Power supply cost analysis and prediction method based on Prophet-LSTNet combined model
Technical Field
The invention relates to the technical field of power distribution networks, in particular to a power supply cost analysis and prediction method based on a Prophet-LSTNet combined model.
Background
The power grid power supply cost prediction means that the estimation of cost consumption in a specific time in the future is realized by analyzing the form of the future according to the previous operation and maintenance cost, including the conditions of labor cost, overhaul operation and maintenance cost, marketing operation and maintenance cost, other operation expenses and the like, and the accurate prediction of the power grid power supply cost prediction has very important significance for the overall grasp of the national power grid on the use cost, capital deployment, investment construction and the like. At present, related researches are few, and the main reasons are that the power grid is large in scale, wide in distribution region and complex in operation conditions, so that the data fluctuation of a power grid power supply station is very large, and the data is short-term and non-continuous, so that the prediction is very difficult.
The data mining tools available for prediction at present are mainly some traditional statistical analysis methods, such as time series analysis, linear/nonlinear regression models, gray system models, maximum entropy markov models, etc., wherein the time series analysis method highlights the role of time factors in prediction, and thus is widely applied to economic prediction.
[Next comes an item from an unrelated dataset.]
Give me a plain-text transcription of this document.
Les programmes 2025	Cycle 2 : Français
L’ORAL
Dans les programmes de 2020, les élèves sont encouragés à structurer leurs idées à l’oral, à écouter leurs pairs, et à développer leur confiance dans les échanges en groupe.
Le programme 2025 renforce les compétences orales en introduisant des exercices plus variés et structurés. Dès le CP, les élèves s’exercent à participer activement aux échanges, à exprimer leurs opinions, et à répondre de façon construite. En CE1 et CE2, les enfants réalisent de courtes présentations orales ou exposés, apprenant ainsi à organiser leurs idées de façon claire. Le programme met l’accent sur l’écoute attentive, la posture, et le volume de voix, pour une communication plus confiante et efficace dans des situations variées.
In the time series analysis method, the ARIMA model proposed by Box and Jenkins is the most commonly used, but the cost change cannot be well predicted by the traditional statistical model due to the following two reasons: on one hand, when the data volume is large, it is necessary to construct an effective input data structure to depict corresponding cost and money, however, in the traditional method, a small number of data dimensions are selected, or the overall correlation property between the existing data is ignored, which causes the information of the data to be lost, so that the further modeling is limited a priori; on the other hand, based on all data dimensions that can be obtained, the traditional method cannot effectively extract high-dimensional and interactive effective features that are beneficial to prediction, such as: the time series model only highlights time series without considering the influence of external factors, so that the cost value with larger variation can be predicted by using the ARIMA model to generate larger deviation, and the reasons cause inaccuracy of statistical prediction, thereby limiting the practical application of the traditional method.
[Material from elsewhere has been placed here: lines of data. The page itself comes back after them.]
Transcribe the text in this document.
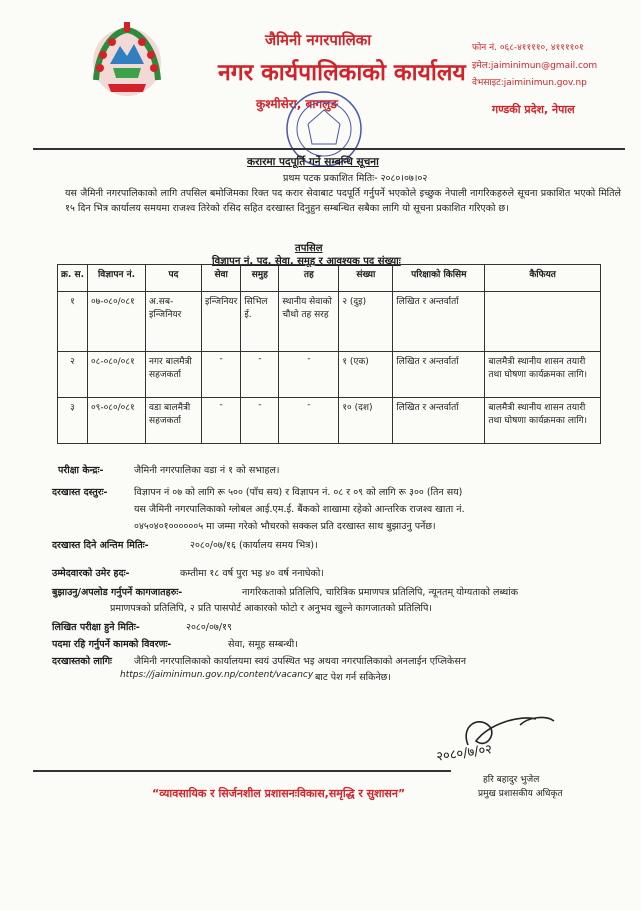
जैमिनी नगरपालिका
नगर कार्यपालिकाको कार्यालय
कुश्मीसेरा, बागलुङ
फोन नं. ०६८-४११११०, ४११११०१
इमेल:jaiminimun@gmail.com
वेभसाइट:jaiminimun.gov.np
गण्डकी प्रदेश, नेपाल
करारमा पदपूर्ति गर्ने सम्बन्धि सूचना
प्रथम पटक प्रकाशित मितिः- २०८०।०७।०२
यस जैमिनी नगरपालिकाको लागि तपसिल बमोजिमका रिक्त पद करार सेवाबाट पदपूर्ति गर्नुपर्ने भएकोले इच्छुक नेपाली नागरिकहरुले सूचना प्रकाशित भएको मितिले १५ दिन भित्र कार्यालय समयमा राजश्व तिरेको रसिद सहित दरखास्त दिनुहुन सम्बन्धित सबैका लागि यो सूचना प्रकाशित गरिएको छ।
तपसिल
विज्ञापन नं. पद, सेवा, समूह र आवश्यक पद संख्याः
क्र. स.	विज्ञापन नं.	पद	सेवा	समुह	तह	संख्या	परिक्षाको किसिम	कैफियत
१	०७-०८०/०८१	अ.सब-इन्जिनियर	इन्जिनियर	सिभिल ई.	स्थानीय सेवाको चौथो तह सरह	२ (दुइ)	लिखित र अन्तर्वार्ता	
२	०८-०८०/०८१	नगर बालमैत्री सहजकर्ता	-	-	-	१ (एक)	लिखित र अन्तर्वार्ता	बालमैत्री स्थानीय शासन तयारी तथा घोषणा कार्यक्रमका लागि।
३	०९-०८०/०८१	वडा बालमैत्री सहजकर्ता	-	-	-	१० (दश)	लिखित र अन्तर्वार्ता	बालमैत्री स्थानीय शासन तयारी तथा घोषणा कार्यक्रमका लागि।
परीक्षा केन्द्रः-	जैमिनी नगरपालिका वडा नं १ को सभाहल।
दरखास्त दस्तुरः-	विज्ञापन नं ०७ को लागि रू ५०० (पाँच सय) र विज्ञापन नं. ०८ र ०९ को लागि रू ३०० (तिन सय)
यस जैमिनी नगरपालिकाको ग्लोबल आई.एम.ई. बैंकको शाखामा रहेको आन्तरिक राजश्व खाता नं.
०४५०४०१००००००५ मा जम्मा गरेको भौचरको सक्कल प्रति दरखास्त साथ बुझाउनु पर्नेछ।
दरखास्त दिने अन्तिम मितिः-	२०८०/०७/१६ (कार्यालय समय भित्र)।
उम्मेदवारको उमेर हदः-	कम्तीमा १८ वर्ष पुरा भइ ४० वर्ष ननाघेको।
बुझाउनु/अपलोड गर्नुपर्ने कागजातहरुः-	नागरिकताको प्रतिलिपि, चारित्रिक प्रमाणपत्र प्रतिलिपि, न्यूनतम् योग्यताको लब्धांक
प्रमाणपत्रको प्रतिलिपि, २ प्रति पासपोर्ट आकारको फोटो र अनुभव खुल्ने कागजातको प्रतिलिपि।
लिखित परीक्षा हुने मितिः-	२०८०/०७/१९
पदमा रहि गर्नुपर्ने कामको विवरणः-	सेवा, समूह सम्बन्धी।
दरखास्तको लागिः जैमिनी नगरपालिकाको कार्यालयमा स्वयं उपस्थित भइ अथवा नगरपालिकाको अनलाईन एप्लिकेसन
https://jaiminimun.gov.np/content/vacancy बाट पेश गर्न सकिनेछ।
२०८०/७/०२
हरि बहादुर भुजेल
प्रमुख प्रशासकीय अधिकृत
“व्यावसायिक र सिर्जनशील प्रशासनःविकास,समृद्धि र सुशासन”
In order to well predict the cost by using historical data (big data), it is necessary to construct an effective input data structure to characterize the corresponding cost amount, and thus the requirement for big data processing and mining also arises, wherein a representative method is a neural network method, in the past decade, a neural network method based on deep learning has been widely applied to data processing, and an LSTM (long short term memory network) neural network model proposed by Hochreiter and Schmidhuber in 1997 is widely applied to stock prediction, handwriting recognition, voice recognition, power prediction, and the like.
However, in practice, LSTM cannot capture very long-term sequence relationships, so relevant researchers design LSTNet models to solve this problem, where LSTNet includes a convolution component, a recurrent neural network component, a hopping recurrent neural network component, and an autoregressive component, and can capture multi-scale periodic regularity of data, but LSTNet can only mine sequence features at different time intervals, and cannot smoothly process sequence noise and the like.
Disclosure of Invention
The invention aims to overcome the defects in the prior art and provides a power supply cost analysis and prediction method based on a Prophet-LSTNet combined model.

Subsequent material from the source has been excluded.